Après plus de deux mois d’importantes restrictions sur la délivrance des visas par les services consulaires des deux pays, Ankara et Washington viennent de mettre un terme, jeudi 28 décembre, à cette grave crise diplomatique.En moins d’une heure, la brouille entre la Turquie et les États-Unis a officiellement pris fin jeudi 28 décembre à la suite de la publication de deux communiqués successifs. Le premier provient de l’ambassade américaine à Ankara, qui a annoncé la « reprise complète des services de visa ». Quelques dizaines de minutes plus tard, l’ambassade de Turquie à Washington a déclaré elle aussi mettre fin aux restrictions concernant la délivrance de visas pour les Américains.

L’origine de cette crise diplomatique se trouve dans l’arrestation par la Turquie de Metin Topez, un employé local du consulat américain d’Istanbul, le mercredi 4 octobre. Ce dernier est accusé d’ « espionnage » et de liens avec le mouvement de Fethullah Gülen, un imam réfugié aux États-Unis et considéré par le gouvernement turc comme étant le fomentateur du coup d’État raté du 15 juillet 2016. Pour le porte-parole du président Recep Tayyip Erdoğan, cette inculpation se justifie par l’existence d’un « intense trafic téléphonique » entre l’employé et certains acteurs présumés du putsch.

Les États-Unis, « profondément troublés » selon un de leur communiqué publié le lendemain, ont peu après estimé que les accusations de la justice étaient « sans fondement ». En représailles, Washington a donc pris l’initiative, le 8 octobre, de suspendre la délivrance de visas, excepté les visas d’immigration, dans ses missions consulaires en Turquie. Une décision lourde de conséquences, qui a entrainé une réponse de nature similaire de la part d’Ankara. Ce conflit diplomatique a notamment eu des répercussions sur le secteur financier. Le lendemain, la compagnie d’aviation nationale, Turkish Airlines, perdait 8% à l’ouverture Bourse, selon un article du Monde.

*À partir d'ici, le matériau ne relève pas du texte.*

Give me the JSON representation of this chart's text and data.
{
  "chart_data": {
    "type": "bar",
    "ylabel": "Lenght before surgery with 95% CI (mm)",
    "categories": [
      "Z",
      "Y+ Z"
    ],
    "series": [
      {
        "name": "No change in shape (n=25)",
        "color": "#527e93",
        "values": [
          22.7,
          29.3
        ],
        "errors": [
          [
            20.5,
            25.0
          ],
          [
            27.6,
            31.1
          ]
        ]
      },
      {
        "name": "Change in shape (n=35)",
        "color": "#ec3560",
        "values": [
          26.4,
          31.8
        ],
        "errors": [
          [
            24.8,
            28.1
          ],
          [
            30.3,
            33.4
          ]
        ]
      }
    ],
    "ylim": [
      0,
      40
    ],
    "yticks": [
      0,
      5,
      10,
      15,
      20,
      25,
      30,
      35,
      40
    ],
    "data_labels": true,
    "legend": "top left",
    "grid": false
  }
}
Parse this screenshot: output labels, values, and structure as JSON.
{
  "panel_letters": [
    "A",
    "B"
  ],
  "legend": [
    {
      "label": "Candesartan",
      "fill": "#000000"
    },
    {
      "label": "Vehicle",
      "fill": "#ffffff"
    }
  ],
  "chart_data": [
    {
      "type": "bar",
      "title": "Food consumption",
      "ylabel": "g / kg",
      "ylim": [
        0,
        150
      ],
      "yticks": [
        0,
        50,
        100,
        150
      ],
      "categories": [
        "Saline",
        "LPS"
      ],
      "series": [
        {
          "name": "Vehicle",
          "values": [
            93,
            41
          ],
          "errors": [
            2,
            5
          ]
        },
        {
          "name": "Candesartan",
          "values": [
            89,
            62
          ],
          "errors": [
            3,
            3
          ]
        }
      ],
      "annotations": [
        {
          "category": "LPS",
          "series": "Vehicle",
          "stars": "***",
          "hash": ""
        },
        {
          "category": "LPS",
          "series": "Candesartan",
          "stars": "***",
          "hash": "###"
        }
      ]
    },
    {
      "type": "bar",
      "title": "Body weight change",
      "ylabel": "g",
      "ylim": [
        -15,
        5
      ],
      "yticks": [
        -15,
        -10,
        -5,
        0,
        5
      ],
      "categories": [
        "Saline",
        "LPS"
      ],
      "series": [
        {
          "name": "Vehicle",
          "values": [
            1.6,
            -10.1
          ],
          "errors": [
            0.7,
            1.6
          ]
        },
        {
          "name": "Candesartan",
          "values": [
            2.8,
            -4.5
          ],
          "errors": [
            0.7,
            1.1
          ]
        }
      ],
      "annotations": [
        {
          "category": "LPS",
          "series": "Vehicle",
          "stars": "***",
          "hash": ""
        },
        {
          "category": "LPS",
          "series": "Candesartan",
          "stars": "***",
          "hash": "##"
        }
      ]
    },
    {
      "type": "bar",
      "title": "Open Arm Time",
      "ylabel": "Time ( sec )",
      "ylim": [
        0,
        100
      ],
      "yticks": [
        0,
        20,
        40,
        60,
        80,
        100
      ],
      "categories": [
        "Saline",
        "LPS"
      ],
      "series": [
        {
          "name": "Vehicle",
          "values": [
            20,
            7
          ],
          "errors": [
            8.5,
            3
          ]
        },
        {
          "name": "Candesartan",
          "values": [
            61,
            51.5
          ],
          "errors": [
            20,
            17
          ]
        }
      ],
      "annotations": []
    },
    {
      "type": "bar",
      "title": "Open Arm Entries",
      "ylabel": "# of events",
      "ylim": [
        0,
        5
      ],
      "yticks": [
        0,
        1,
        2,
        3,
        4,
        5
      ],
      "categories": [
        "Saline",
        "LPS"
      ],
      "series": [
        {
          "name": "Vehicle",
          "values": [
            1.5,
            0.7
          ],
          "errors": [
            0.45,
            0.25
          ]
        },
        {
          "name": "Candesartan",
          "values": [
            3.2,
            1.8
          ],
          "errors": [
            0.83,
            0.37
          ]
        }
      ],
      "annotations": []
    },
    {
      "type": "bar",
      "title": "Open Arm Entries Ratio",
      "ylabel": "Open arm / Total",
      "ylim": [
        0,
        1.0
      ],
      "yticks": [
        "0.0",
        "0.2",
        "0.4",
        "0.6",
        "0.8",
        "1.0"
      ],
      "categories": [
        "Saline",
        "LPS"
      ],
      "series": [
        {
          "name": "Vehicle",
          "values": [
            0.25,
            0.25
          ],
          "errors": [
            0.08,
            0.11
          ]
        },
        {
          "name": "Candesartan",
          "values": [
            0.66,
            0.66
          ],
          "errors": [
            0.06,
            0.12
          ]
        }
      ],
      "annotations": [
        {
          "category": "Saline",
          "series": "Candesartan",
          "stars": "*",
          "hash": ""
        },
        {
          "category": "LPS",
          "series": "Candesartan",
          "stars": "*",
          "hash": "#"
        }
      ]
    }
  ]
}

Malgré la résolution de la crise des visas, des points de désaccord semblent persister entre les deux pays. Dans leur communiqué du 28 décembre, les États-Unis assurent que la Turquie s’est engagée à tenir différentes promesses vis-à-vis d’eux, dont le fait qu’aucun employé local de l’ambassade ou des consulats américains ne seraient détenus ou arrêtés pour avoir exercé leurs « devoirs officiels ». Aussi le gouvernement turc a promis de prévenir le gouvernement américain en avance s’il compte arrêter un membre de leur personnel local dans le futur, mais aurait aussi affirmé qu’il n’y a pas d’autres investigations en cours sur des employés de la mission diplomatique américaine dans le pays. L’ambassade turque à Washington nie cependant s’être engagée sur ce dernier point. Par ailleurs, des éléments extérieurs à cette affaire renforcent les tensions entre la Turquie et les États-Unis. La livraison américaine d’armes aux miliciens kurdes syriens du YPG, une organisation qualifiée de terroriste par Ankara, dans le cadre de la lutte contre l’organisation Etat Islamique, en est un des nombreux exemples.